Boredom has always been the enemy of the tournament athlete and the Six Nations every year tests the players and management to keep minds from fogging over from the daily diet of training, weights, rest, meals, media and team meetings.
Last weekend Andrew Trimble cut loose in his efforts to temporarily escape the slow drip of rugby and headed north to what may be his spiritual home in Portrush. There the Irish centre pulled on his six-millimetre neoprene wetsuit, hauled the board out of its winter slot and went surfing.
In one sense, given the potential for injury, it's a small gamble for Trimble to surf in Irish seas in winter. But players have always been allowed to do the things that keep their minds fresh even if the body is at risk. There is a critical balance to be struck.
"Definitely you need a couple of outlets," says the Ireland centre. "In the evenings here if Merv (Murphy, video analyst) had his way we'd be in watching videos of Wales every night."
Nine years ago, the PGA Tour golfer and winner of the 1999 Greg Norman Classic, Michael Long, suffered a broken neck at the C6 joint while surfing in Australia. Fortunately the player had no spinal-cord damage and resumed his career. He finished 53rd in last week's Johnny Walker Classic in India.
"I went up home because a few of my friends were about and did a fair bit of surfing on Saturday afternoon, which was nice apart from nearly drowning a couple of times," he says.
"Portrush, east strand Portrush.
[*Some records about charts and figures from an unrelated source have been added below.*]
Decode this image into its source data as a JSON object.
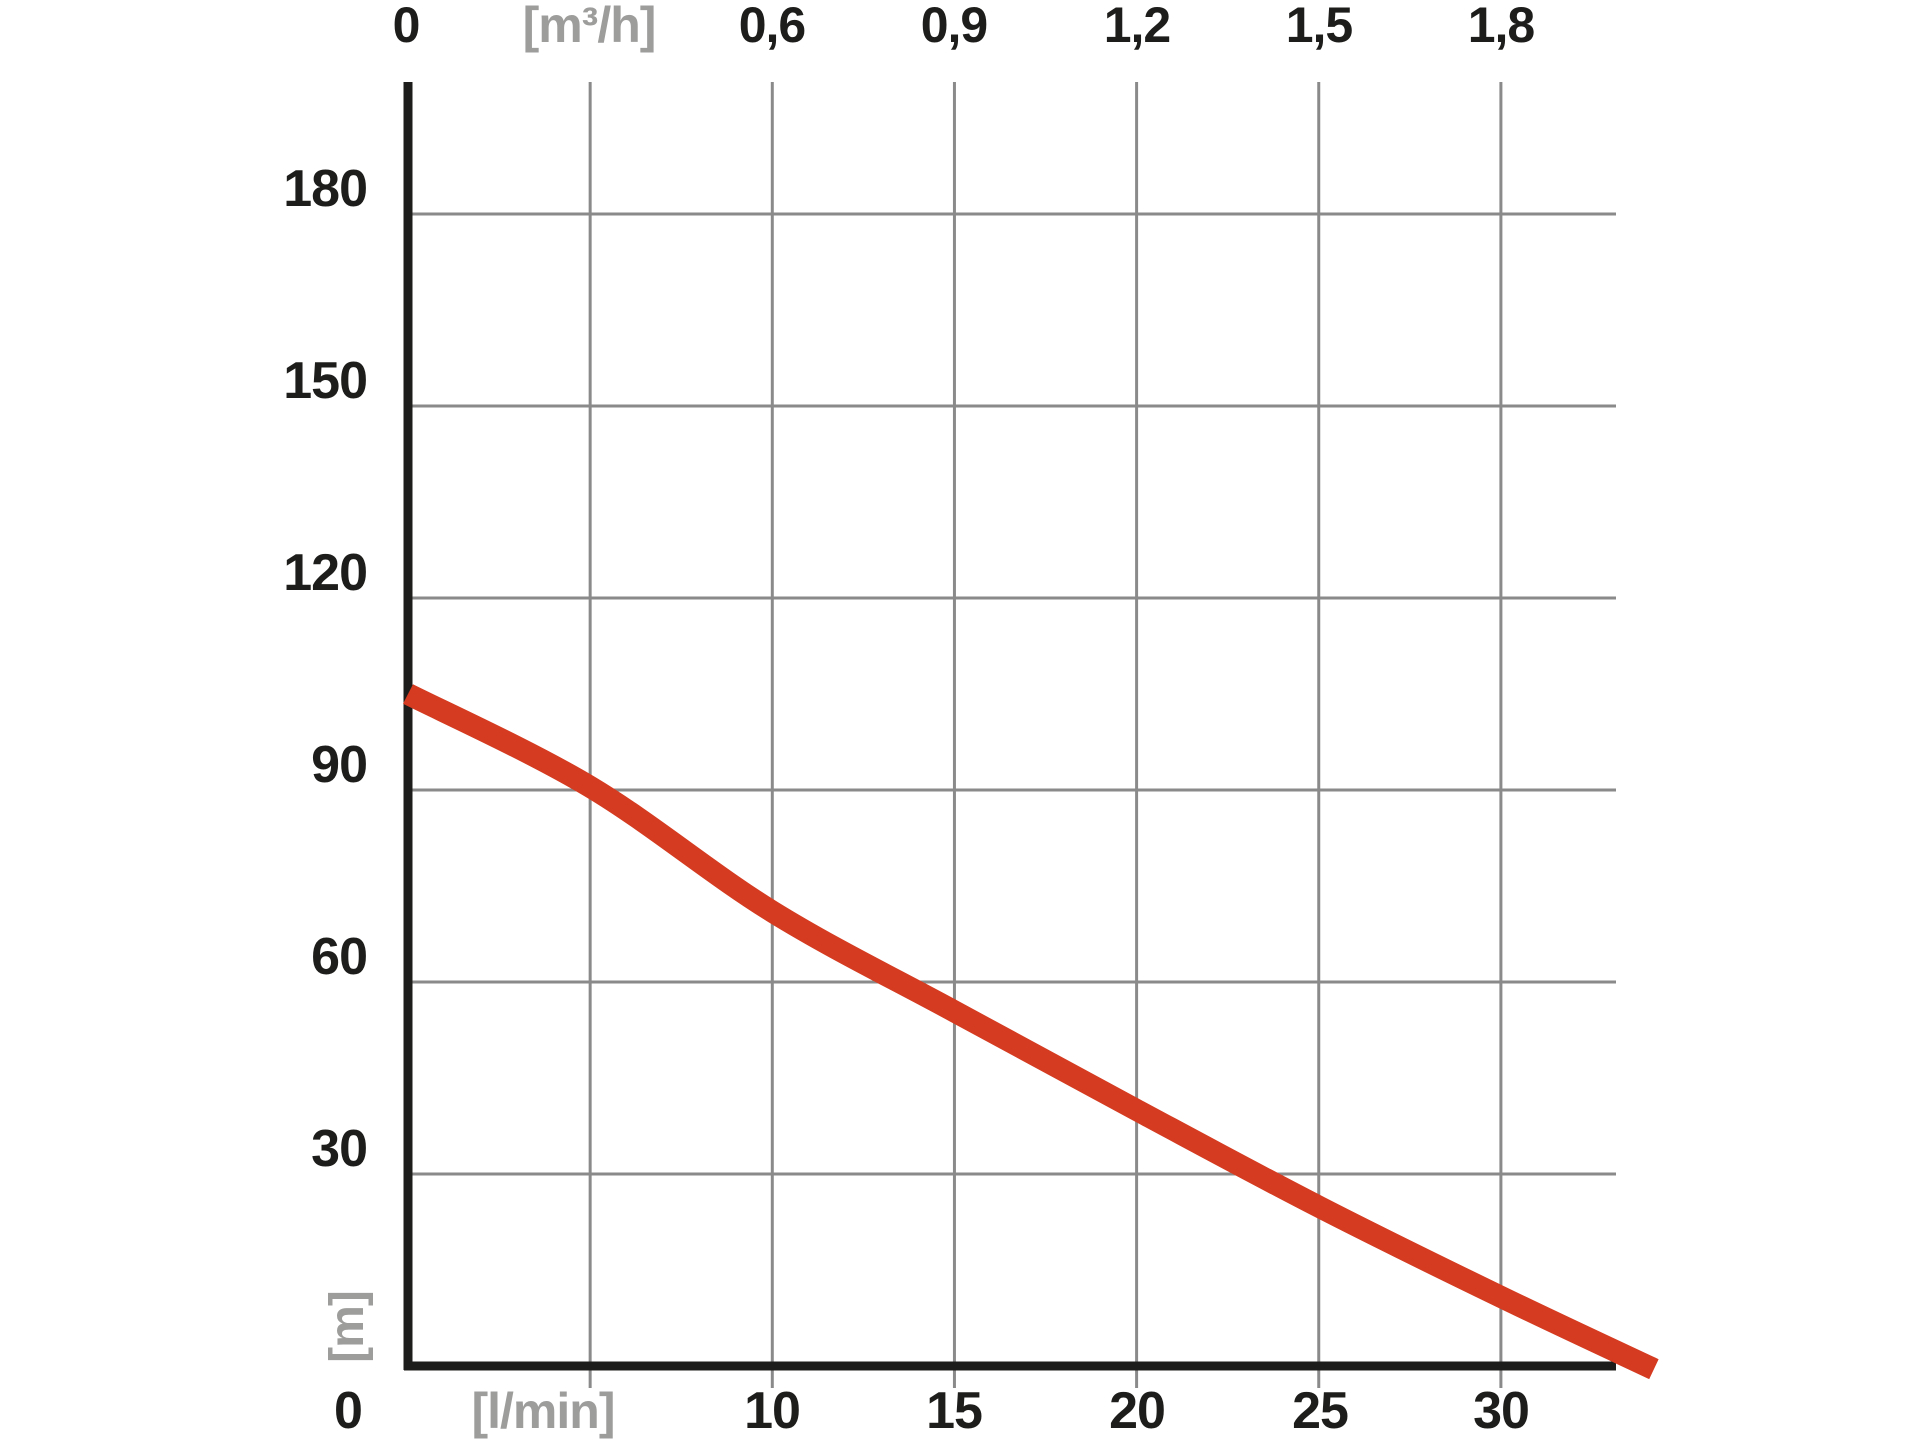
{
  "colors": {
    "text": "#1d1d1b",
    "muted_label": "#9d9d9c",
    "gridline": "#8a8a8a",
    "axis": "#1d1d1b",
    "curve": "#d43b20",
    "background": "#ffffff"
  },
  "chart": {
    "top_axis": {
      "unit": "[m³/h]",
      "origin": "0",
      "ticks": [
        "0,6",
        "0,9",
        "1,2",
        "1,5",
        "1,8"
      ]
    },
    "left_axis": {
      "unit": "[m]",
      "ticks": [
        "180",
        "150",
        "120",
        "90",
        "60",
        "30"
      ]
    },
    "bottom_axis": {
      "unit": "[l/min]",
      "origin": "0",
      "ticks": [
        "10",
        "15",
        "20",
        "25",
        "30"
      ]
    }
  },
  "chart_data": {
    "type": "line",
    "title": "",
    "xlabel_bottom": "[l/min]",
    "xlabel_top": "[m³/h]",
    "ylabel": "[m]",
    "x_range_lmin": [
      0,
      33.2
    ],
    "x_range_m3h": [
      0,
      1.99
    ],
    "y_range_m": [
      0,
      200
    ],
    "x_gridlines_lmin": [
      5,
      10,
      15,
      20,
      25,
      30
    ],
    "x_gridlines_m3h": [
      0.3,
      0.6,
      0.9,
      1.2,
      1.5,
      1.8
    ],
    "y_gridlines_m": [
      30,
      60,
      90,
      120,
      150,
      180
    ],
    "grid": true,
    "legend": false,
    "series": [
      {
        "name": "pump-head-flow-curve",
        "color": "#d43b20",
        "points_lmin_m": [
          [
            0,
            105
          ],
          [
            5,
            90.5
          ],
          [
            10,
            71
          ],
          [
            15,
            55.4
          ],
          [
            20,
            40
          ],
          [
            25,
            24.9
          ],
          [
            30,
            10.8
          ],
          [
            34.2,
            -0.5
          ]
        ]
      }
    ]
  }
}
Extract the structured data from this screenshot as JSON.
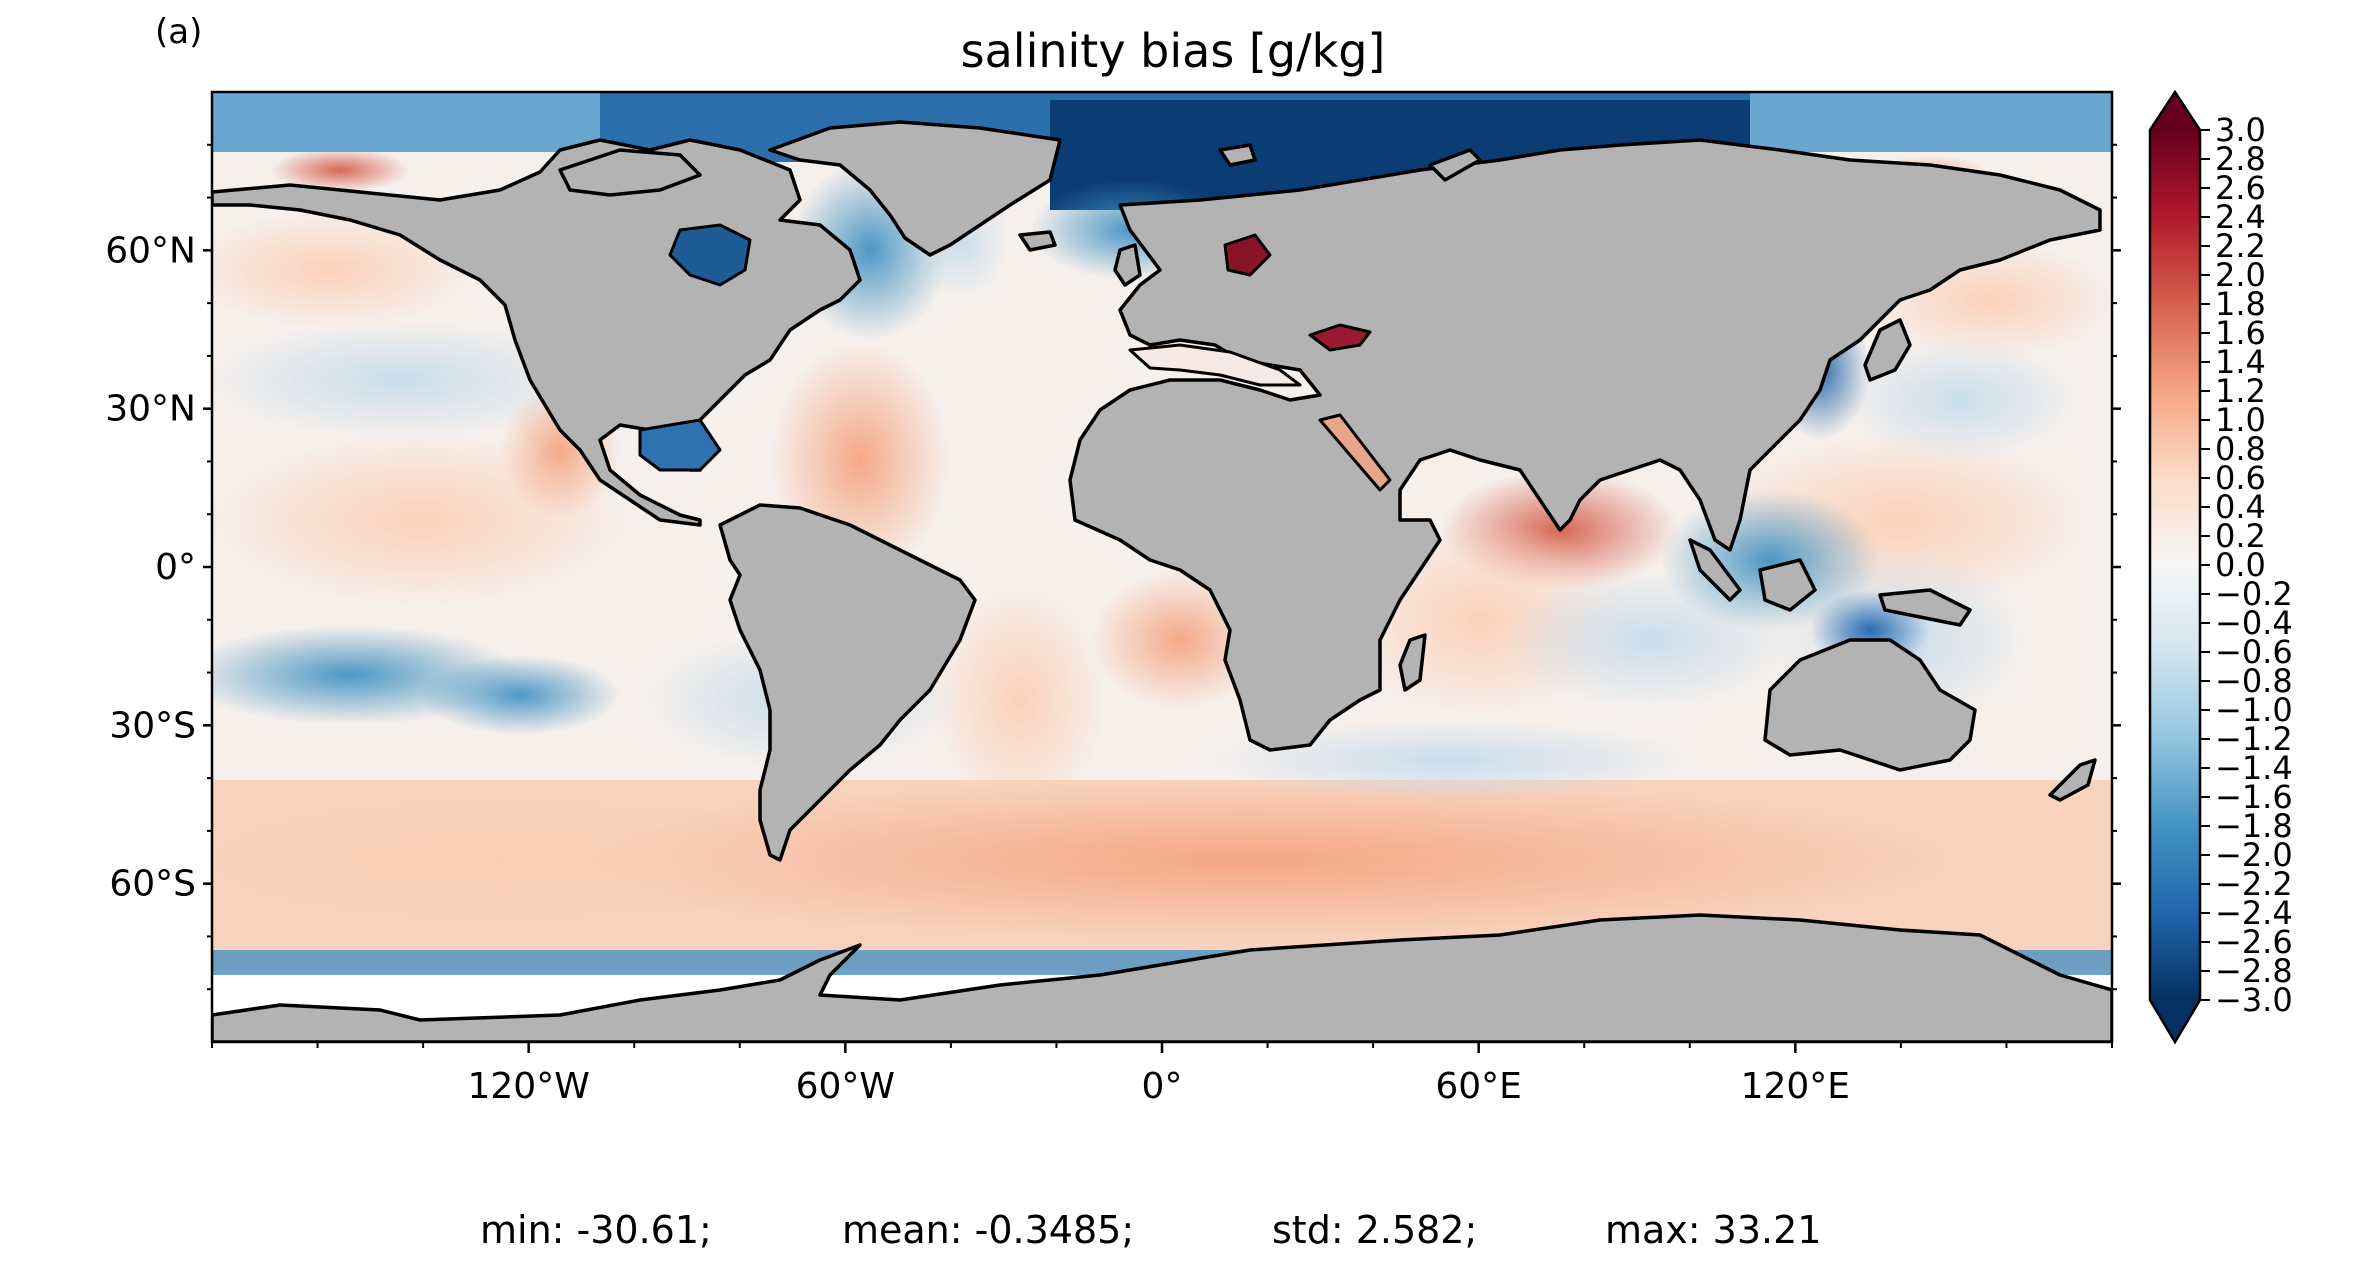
{
  "panel_label": "(a)",
  "title": "salinity bias [g/kg]",
  "map": {
    "projection": "PlateCarree",
    "extent_lon": [
      -180,
      180
    ],
    "extent_lat": [
      -90,
      90
    ],
    "land_color": "#b3b3b3",
    "coastline_color": "#000000",
    "lat_ticks": [
      "60°N",
      "30°N",
      "0°",
      "30°S",
      "60°S"
    ],
    "lon_ticks": [
      "120°W",
      "60°W",
      "0°",
      "60°E",
      "120°E"
    ]
  },
  "colorbar": {
    "colormap": "RdBu_r",
    "vmin": -3.0,
    "vmax": 3.0,
    "extend": "both",
    "tick_labels": [
      "3.0",
      "2.8",
      "2.6",
      "2.4",
      "2.2",
      "2.0",
      "1.8",
      "1.6",
      "1.4",
      "1.2",
      "1.0",
      "0.8",
      "0.6",
      "0.4",
      "0.2",
      "0.0",
      "−0.2",
      "−0.4",
      "−0.6",
      "−0.8",
      "−1.0",
      "−1.2",
      "−1.4",
      "−1.6",
      "−1.8",
      "−2.0",
      "−2.2",
      "−2.4",
      "−2.6",
      "−2.8",
      "−3.0"
    ]
  },
  "stats": {
    "min": "min: -30.61;",
    "mean": "mean: -0.3485;",
    "std": "std: 2.582;",
    "max": "max: 33.21"
  }
}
Six-millimetre suit with the hat the gloves, booties and everything on. You do spend so much time here in Killiney, in the Four Seasons, just in camp in training. It's just refreshing to get away from that, see different guys who are not involved in rugby.
"You just have different conversations that are not about rugby patterns and tackling and all that. It's something you look forward to, the wee breaks. It gets you going for the next week."
If anything, Trimble's diversion seems an eminently sensible distraction from what can be a suffocating and intense two months. Parsing his relationship with Brian O'Driscoll in the centre; explaining that wearing number 11, 13 and 14 shirts for Ireland is no big deal and feeling the backwash of the ongoing saga at fullback - whether Geordan Murphy or Girvan Dempsey will be fit to play - can be as wearing as any international fixture.
"If you are here the whole time it would just drain you," says Trimble. "Not that the guys here are boring or anything but you get sick of seeing the same faces day in day out. That's including you lot as well."
Observing the media-fuelled "rivalry" between his coach Eddie O'Sullivan and the Wales boss, Warren Gatland, is this week's favourite theme. Trimble's mildly sleepy demeanour doesn't falter when the "Gatland issue" is raised. He has learned quickly that O'Sullivan is himself well equipped to tread water in difficult conditions.
"I would say the whole thing about the coaches is a media thing really," he says. "It's nothing that's going to affect us. "When we get on the pitch, we're not thinking 'I have to make this tackle because Warren Gatland is their coach.' Certainly not the case. There's 30 guys on the pitch. I don't think that is going to affect you too much. The media are trying to spin that and make it into a story. All the best to them. I never have (met Gatland), never had any dealings with him."
And then he returns to the original theme: "There's nothing worse than sitting around bored."
Good luck to him. It may take him out of harm's way, away from those lethal remote controls. Pull on the wetsuit, lad. Hit the surf.